Another strong driver of the gold rally is large-scale central bank buying. To safeguard against currency volatility and the weakening US dollar, many countries across Asia, the Middle East, and Europe have been increasing their gold reserves. The Reserve Bank of India (RBI) has also added to its holdings.
According to the World Gold Council, central banks purchased 20 tonnes of gold in May 2025 alone. Over the past three years, annual central bank demand has consistently exceeded 1,000 tonnes—more than double the average of 400–500 tonnes seen in the previous decade.

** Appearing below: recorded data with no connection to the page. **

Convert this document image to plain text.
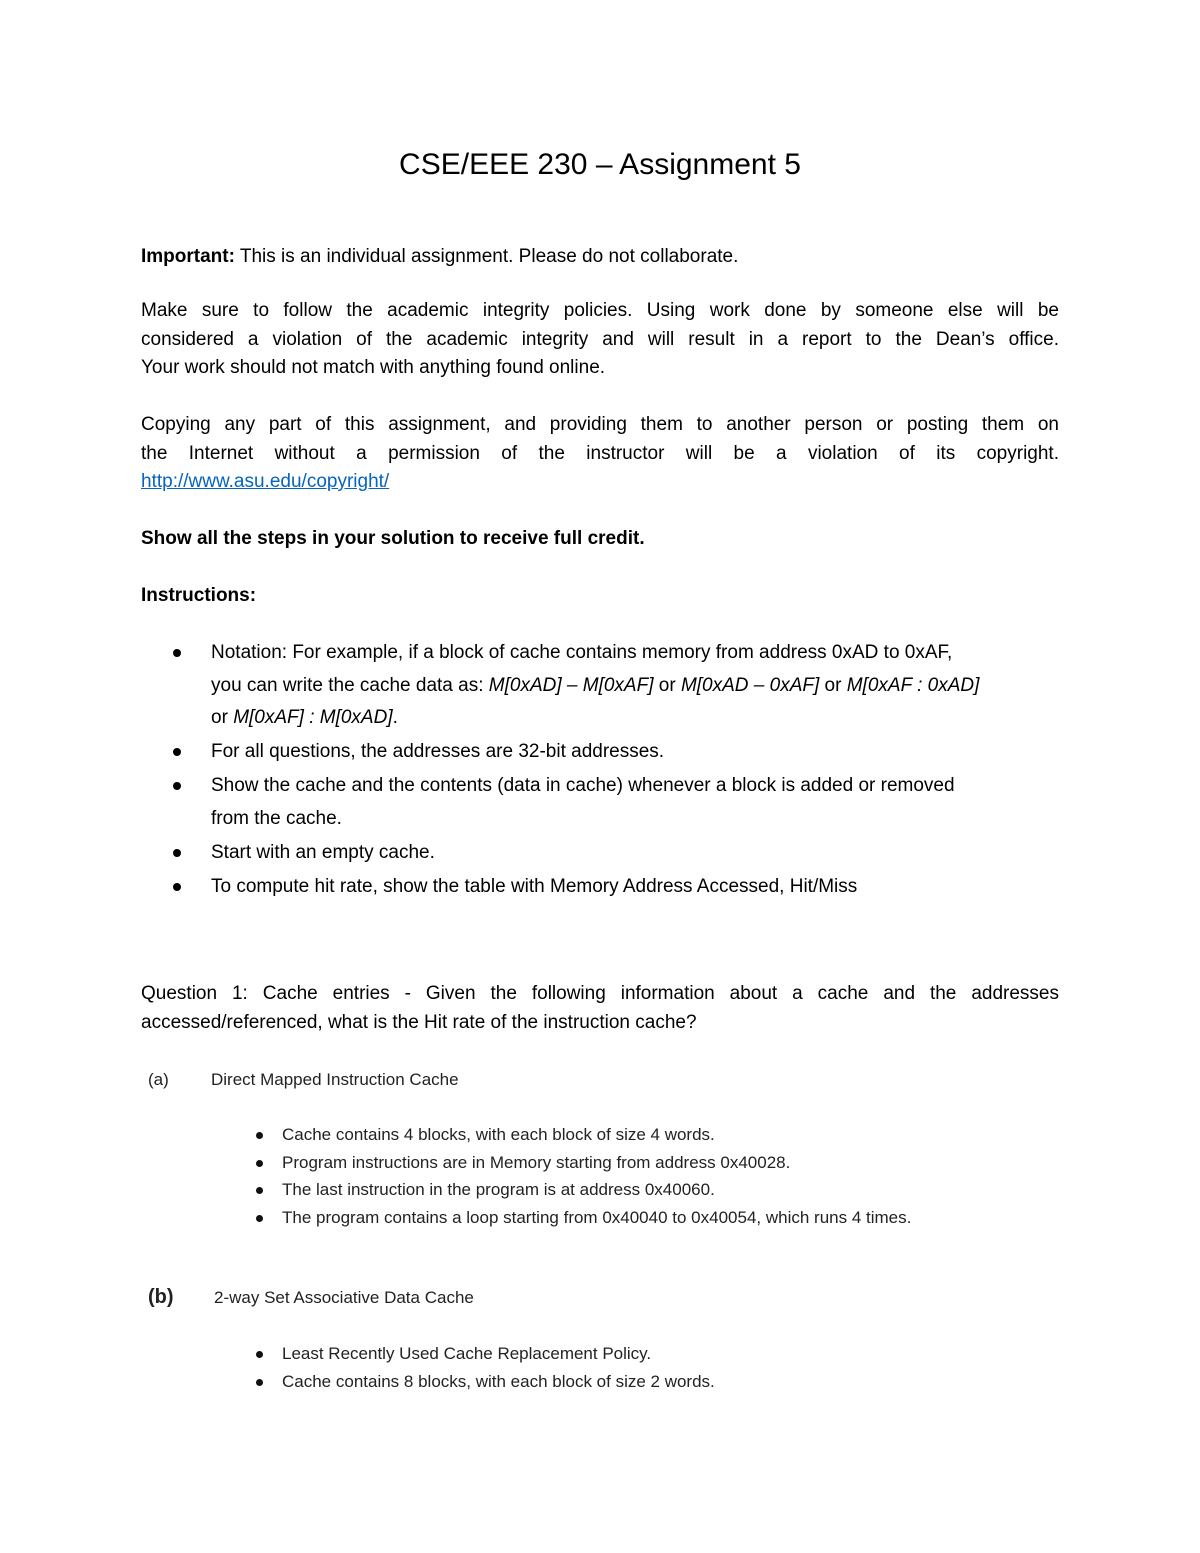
CSE/EEE 230 – Assignment 5

Important: This is an individual assignment. Please do not collaborate.

Make sure to follow the academic integrity policies. Using work done by someone else will be
considered a violation of the academic integrity and will result in a report to the Dean’s office.
Your work should not match with anything found online.

Copying any part of this assignment, and providing them to another person or posting them on
the Internet without a permission of the instructor will be a violation of its copyright.
http://www.asu.edu/copyright/

Show all the steps in your solution to receive full credit.

Instructions:

Notation: For example, if a block of cache contains memory from address 0xAD to 0xAF,
you can write the cache data as: M[0xAD] – M[0xAF] or M[0xAD – 0xAF] or M[0xAF : 0xAD]
or M[0xAF] : M[0xAD].
For all questions, the addresses are 32-bit addresses.
Show the cache and the contents (data in cache) whenever a block is added or removed
from the cache.
Start with an empty cache.
To compute hit rate, show the table with Memory Address Accessed, Hit/Miss

Question 1: Cache entries - Given the following information about a cache and the addresses
accessed/referenced, what is the Hit rate of the instruction cache?

(a) Direct Mapped Instruction Cache
Cache contains 4 blocks, with each block of size 4 words.
Program instructions are in Memory starting from address 0x40028.
The last instruction in the program is at address 0x40060.
The program contains a loop starting from 0x40040 to 0x40054, which runs 4 times.
(b) 2-way Set Associative Data Cache
Least Recently Used Cache Replacement Policy.
Cache contains 8 blocks, with each block of size 2 words.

Global investors are also pouring money into gold-backed exchange-traded funds (ETFs), which offer exposure to gold without the challenges of physical storage. The world’s largest gold ETF, SPDR Gold Trust, saw its holdings climb 0.60% on Monday to 1,011.73 metric tonnes—the highest since July 2022.
Additionally, expectations of prolonged low interest rates in the US and other developed markets are making non-yielding assets like gold even more attractive. With bond yields falling, gold is increasingly being seen as a hedge against inflation and economic uncertainty.
Experts suggest that if current global and domestic trends continue, gold may move towards the next psychological level of ₹1.25 lakh per 10 grams ahead of Diwali. However, they also caution that such investments should be made carefully, as markets remain volatile.
For now, the yellow metal continues to outshine equities and other traditional assets, cementing its status as a preferred safe-haven investment in times of economic and political turmoil.